Former CIA deputy director slams Donald Trump's decision on Iran deal

A former deputy director of the CIA has criticised Donald Trump’s decision not to re-certify the 2015 nuclear agreement between Iran and six world powers.

John McLaughlin said it was one of the President's "worst decisions" and would "shred" America's credibility.

“Iran speech - one of Trump's worst decisions: feeds Iran hardliners, splits allies, shreds US credibility, roils congress, gift to Russia,” he wrote on Twitter.

“Trump could combat Iran's testing of missiles etc without touching nuclear deal,” he continued.

John McLaughlin at the CIA headquarters in Langley, Virginia, in 2004 (Getty)
John McLaughlin at the CIA headquarters in Langley, Virginia, in 2004 (Getty)

“But needs POTUS [President of the United States] discipline, hard work so far lacking.”

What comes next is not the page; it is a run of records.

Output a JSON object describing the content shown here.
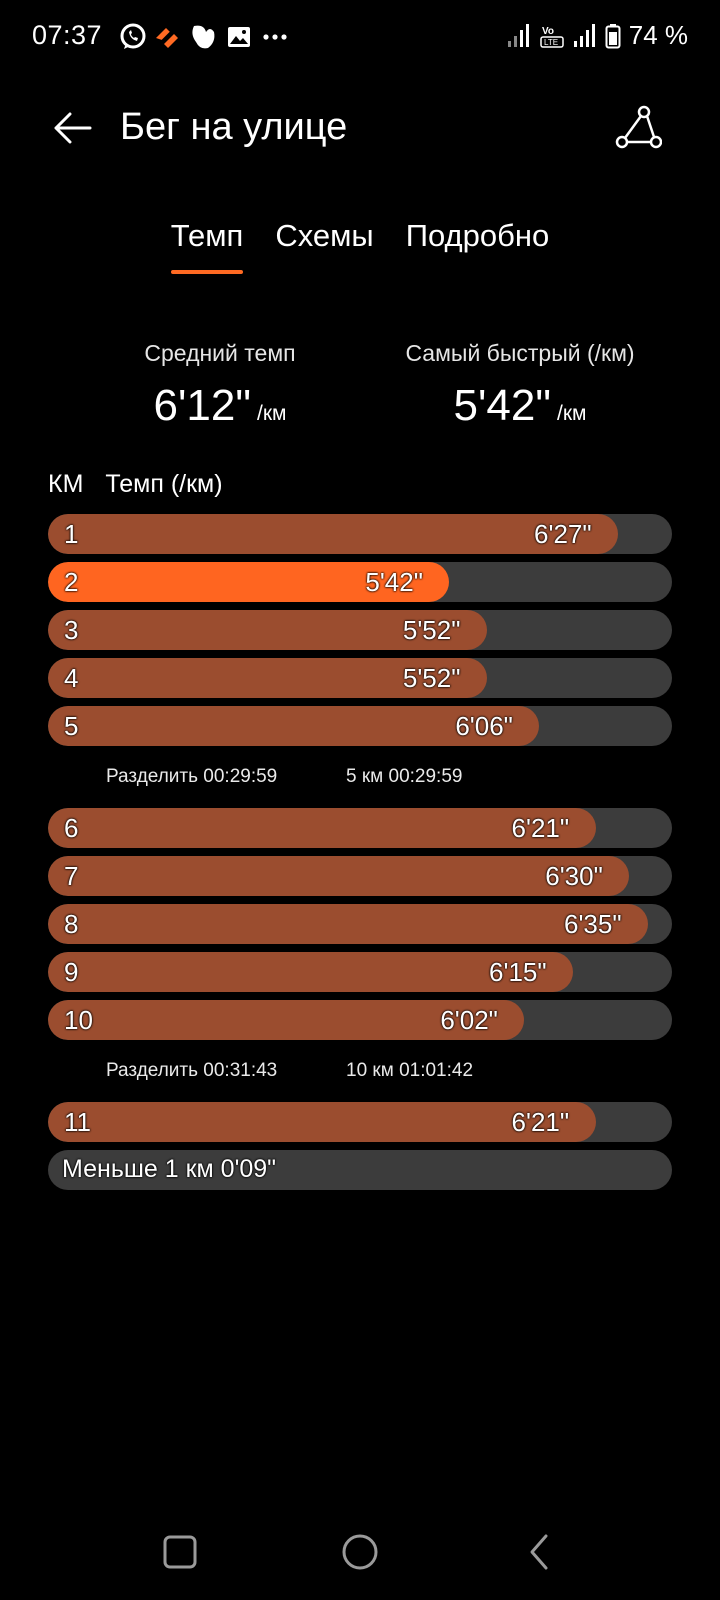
{
  "status_bar": {
    "time": "07:37",
    "battery": "74 %",
    "icons_left": [
      "whatsapp-icon",
      "strava-icon",
      "messenger-icon",
      "image-icon",
      "more-icon"
    ],
    "icons_right": [
      "signal-icon",
      "volte-icon",
      "signal-icon",
      "battery-icon"
    ]
  },
  "header": {
    "title": "Бег на улице",
    "back_icon": "arrow-left-icon",
    "route_icon": "route-icon"
  },
  "tabs": [
    {
      "label": "Темп",
      "active": true
    },
    {
      "label": "Схемы",
      "active": false
    },
    {
      "label": "Подробно",
      "active": false
    }
  ],
  "summary": {
    "avg_label": "Средний темп",
    "avg_value": "6'12\"",
    "avg_unit": "/км",
    "best_label": "Самый быстрый (/км)",
    "best_value": "5'42\"",
    "best_unit": "/км"
  },
  "splits_header": {
    "km": "КМ",
    "pace": "Темп (/км)"
  },
  "splits": [
    {
      "km": "1",
      "pace": "6'27\"",
      "seconds": 387
    },
    {
      "km": "2",
      "pace": "5'42\"",
      "seconds": 342,
      "fastest": true
    },
    {
      "km": "3",
      "pace": "5'52\"",
      "seconds": 352
    },
    {
      "km": "4",
      "pace": "5'52\"",
      "seconds": 352
    },
    {
      "km": "5",
      "pace": "6'06\"",
      "seconds": 366
    },
    {
      "km": "6",
      "pace": "6'21\"",
      "seconds": 381
    },
    {
      "km": "7",
      "pace": "6'30\"",
      "seconds": 390
    },
    {
      "km": "8",
      "pace": "6'35\"",
      "seconds": 395
    },
    {
      "km": "9",
      "pace": "6'15\"",
      "seconds": 375
    },
    {
      "km": "10",
      "pace": "6'02\"",
      "seconds": 362
    },
    {
      "km": "11",
      "pace": "6'21\"",
      "seconds": 381
    }
  ],
  "split_summaries": [
    {
      "split": "Разделить 00:29:59",
      "total": "5 км 00:29:59"
    },
    {
      "split": "Разделить 00:31:43",
      "total": "10 км 01:01:42"
    }
  ],
  "remainder": "Меньше 1 км 0'09\"",
  "colors": {
    "bar": "#9b4d2f",
    "bar_fastest": "#ff6520",
    "track": "#3c3c3c",
    "accent": "#ff6a23"
  },
  "nav_bar": [
    "recents-square-icon",
    "home-circle-icon",
    "back-triangle-icon"
  ]
}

The Obama-era deal lifted crippling international sanctions on Iran in exchange for Iran’s agreement to restrict its nuclear programme for at least 10 years.

In a speech on Friday, Mr Trump said removing sanctions had given the “fanatical regime” in Iran a financial boost, increasing its ability to fund terrorism. He accused Iran of spreading “death, destruction and chaos around the globe”.

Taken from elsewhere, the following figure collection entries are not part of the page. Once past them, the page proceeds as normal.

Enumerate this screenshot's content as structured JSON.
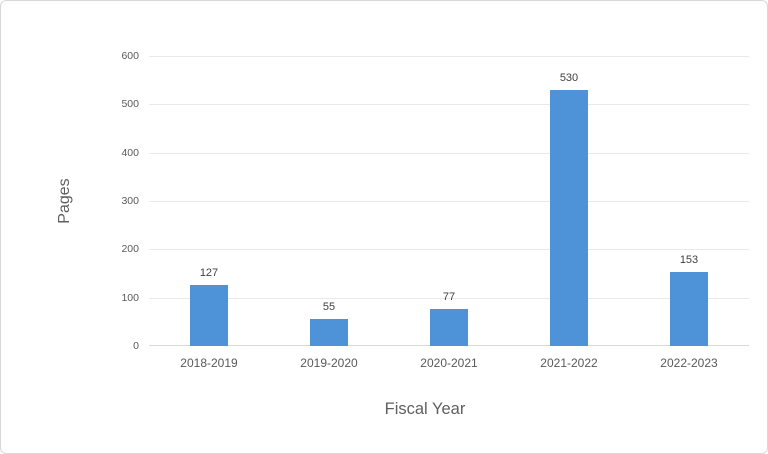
{
  "chart_data": {
    "type": "bar",
    "title": "",
    "categories": [
      "2018-2019",
      "2019-2020",
      "2020-2021",
      "2021-2022",
      "2022-2023"
    ],
    "values": [
      127,
      55,
      77,
      530,
      153
    ],
    "data_labels": [
      "127",
      "55",
      "77",
      "530",
      "153"
    ],
    "xlabel": "Fiscal Year",
    "ylabel": "Pages",
    "ylim": [
      0,
      600
    ],
    "yticks": [
      0,
      100,
      200,
      300,
      400,
      500,
      600
    ],
    "grid": true,
    "legend": false,
    "colors": {
      "bar": "#4E93D7",
      "gridline": "#E9E9E9",
      "axis_line": "#D9D9D9",
      "tick_label": "#595959",
      "category_label": "#595959",
      "data_label": "#404040",
      "axis_title": "#5F5F5F",
      "frame_border": "#D8D8D8",
      "background": "#FFFFFF"
    }
  }
}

Mr Trump said he would not re-certify Iran’s compliance with the agreement, formally known as the Joint Comprehensive Plan of Action (JCPOA). He threatened to terminate the agreement unless Congress devised a deal placing tougher requirements on Iran.

“We will not continue down a path whose predictable conclusion is more violence, more terror and the very real threat of Iran's nuclear breakout,” he said.

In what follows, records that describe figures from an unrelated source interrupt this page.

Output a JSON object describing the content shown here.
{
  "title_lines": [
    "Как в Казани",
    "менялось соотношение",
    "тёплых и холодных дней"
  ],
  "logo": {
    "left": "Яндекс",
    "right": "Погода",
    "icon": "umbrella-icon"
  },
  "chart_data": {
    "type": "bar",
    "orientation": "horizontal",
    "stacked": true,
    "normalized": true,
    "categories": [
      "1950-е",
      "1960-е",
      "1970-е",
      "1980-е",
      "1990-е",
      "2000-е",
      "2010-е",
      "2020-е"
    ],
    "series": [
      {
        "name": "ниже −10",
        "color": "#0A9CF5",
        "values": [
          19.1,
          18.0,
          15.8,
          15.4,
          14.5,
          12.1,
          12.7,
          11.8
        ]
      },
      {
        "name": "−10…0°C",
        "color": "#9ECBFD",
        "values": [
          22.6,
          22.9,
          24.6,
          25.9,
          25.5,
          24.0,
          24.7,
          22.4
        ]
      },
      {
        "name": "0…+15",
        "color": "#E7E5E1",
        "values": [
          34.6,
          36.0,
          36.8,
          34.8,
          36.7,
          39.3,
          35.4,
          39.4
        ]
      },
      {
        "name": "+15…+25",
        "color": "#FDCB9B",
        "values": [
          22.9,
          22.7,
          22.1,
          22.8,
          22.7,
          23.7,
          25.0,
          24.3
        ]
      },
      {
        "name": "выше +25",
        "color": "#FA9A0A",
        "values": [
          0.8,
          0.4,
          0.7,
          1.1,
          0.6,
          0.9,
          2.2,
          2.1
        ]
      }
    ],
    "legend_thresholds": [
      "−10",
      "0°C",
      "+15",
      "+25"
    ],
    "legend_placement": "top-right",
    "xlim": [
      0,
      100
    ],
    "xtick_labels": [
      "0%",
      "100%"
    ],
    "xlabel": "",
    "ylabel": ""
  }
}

Iran announced in September it had successfully tested a ballistic missile and claimed its tests did not contravene JCPOA. But a UN resolution asks Iran not to develop any ballistic missile capable of carrying nuclear weapons.

Mr Trump's speech "hands a tool to Iran's hardliners who attacked Iran’s more pragmatic president Rouhani for entering the deal", Mr McLaughlin wrote in The Cipher.

Five of the six other parties in the deal, including the EU, UK, France, Germany, Russia, have declared their continuing support for the agreement following Mr Trump's announcement. The sixth party, China, called on the US before Friday to preserve the agreement.

“Russia of course does not support the US position, nor does China,” pro-Kremlin MP Alexi Pushkov told Russia’s state-run Rossiya-24 TV station.

“So Trump will be left in proud isolation in an attempt to improve his image among his own supporters.”

However, US allies Israel and Saudi Arabia have come out in support of Trump’s decision.

Mr McLaughlin previously said Mr Trump’s address to 40,000 Boy Scouts at their annual meeting “had the feel of a third world authoritarian’s youth rally”.

Mr McLaughlin was deputy director of the CIA under Presidents Bill Clinton and George W Bush, then acting director.

He retired in 2004 after 32 years of service and now teaches at Johns Hopkins University.